The Best of Star Trek: The Next Generation (1994) collects issues 5, 6, 16, and Annuals 1 and 2 from volume 2 of DC Comics’ Star Trek: The Next Generation. It includes three stories by longtime Star Trek writer Michael Jan Friedman and one by John de Lancie (who played Q in various Trek series), with art by Pablo Marcos, Gordon Purcell, Matt Haley, Peter Krause, and Carlos Garzon. In this collection, Geordi and Riker encounter old flames, Dr. Crusher has a birthday, Picard turns into a goat and has another encounter with Q, and Riker teaches a history lesson. TNG writer and producer Jeri Taylor has contributed the book’s introduction, wherein she talks about her involvement with the show and says virtually nothing about the comics.
Somewhat surprisingly, de Lancie’s story (“The Gift”) is the most interesting, although it takes its sweet time to get going (not surprisingly, it prominently features Q). Friedman’s stories are adequate at best – they would have made for fairly mediocre television episodes. Exacerbating the problem are the flow issues in Friedman’s stories – the comic book medium doesn’t lend itself well to the amount of exposition that a typical TNG story features.

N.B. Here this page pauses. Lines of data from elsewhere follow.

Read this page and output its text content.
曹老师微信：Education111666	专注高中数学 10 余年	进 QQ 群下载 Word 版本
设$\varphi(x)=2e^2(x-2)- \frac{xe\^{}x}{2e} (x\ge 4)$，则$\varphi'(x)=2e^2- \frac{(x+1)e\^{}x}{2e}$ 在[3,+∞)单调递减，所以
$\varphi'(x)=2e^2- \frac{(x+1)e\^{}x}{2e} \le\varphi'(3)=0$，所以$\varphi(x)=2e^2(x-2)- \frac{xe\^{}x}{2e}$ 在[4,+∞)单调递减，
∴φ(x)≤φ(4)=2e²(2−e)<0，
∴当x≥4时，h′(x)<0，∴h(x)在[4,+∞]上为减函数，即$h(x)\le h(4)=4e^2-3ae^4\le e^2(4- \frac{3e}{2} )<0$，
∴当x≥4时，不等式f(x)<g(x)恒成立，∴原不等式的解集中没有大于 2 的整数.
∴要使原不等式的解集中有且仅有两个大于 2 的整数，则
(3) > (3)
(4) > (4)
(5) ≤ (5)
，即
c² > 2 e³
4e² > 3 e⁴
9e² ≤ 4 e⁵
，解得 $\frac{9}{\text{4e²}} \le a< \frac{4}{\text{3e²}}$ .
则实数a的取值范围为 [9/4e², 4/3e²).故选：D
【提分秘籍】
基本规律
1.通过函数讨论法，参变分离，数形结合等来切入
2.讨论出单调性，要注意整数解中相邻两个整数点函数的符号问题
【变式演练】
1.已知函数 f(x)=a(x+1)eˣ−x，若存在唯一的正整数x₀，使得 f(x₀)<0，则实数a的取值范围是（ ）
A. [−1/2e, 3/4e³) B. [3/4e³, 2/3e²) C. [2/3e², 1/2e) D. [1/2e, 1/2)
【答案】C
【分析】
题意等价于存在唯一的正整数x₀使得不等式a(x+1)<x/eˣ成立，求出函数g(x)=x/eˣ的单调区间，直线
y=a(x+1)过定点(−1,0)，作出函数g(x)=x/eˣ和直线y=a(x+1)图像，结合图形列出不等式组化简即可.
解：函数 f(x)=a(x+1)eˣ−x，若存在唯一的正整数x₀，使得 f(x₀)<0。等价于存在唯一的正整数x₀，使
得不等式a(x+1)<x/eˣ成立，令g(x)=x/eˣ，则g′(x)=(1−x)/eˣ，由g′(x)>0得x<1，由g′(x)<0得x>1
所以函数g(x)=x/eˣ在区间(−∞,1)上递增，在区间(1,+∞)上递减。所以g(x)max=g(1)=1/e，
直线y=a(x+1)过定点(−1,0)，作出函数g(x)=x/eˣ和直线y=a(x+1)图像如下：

The art here is decent – characters are mostly recognizable and don’t suffer too terribly from comic book over-muscleization. The book is garishly colored, though, in the manner of the day, and the backgrounds (which often feel somewhat sparse) suffer as a result.
So these are the “best” stories this series had to offer? Really? DC’s Star Trek: The Next Generation ran for 80 issues plus 6 annuals. If these stories are the best, then the comic must have been poor indeed.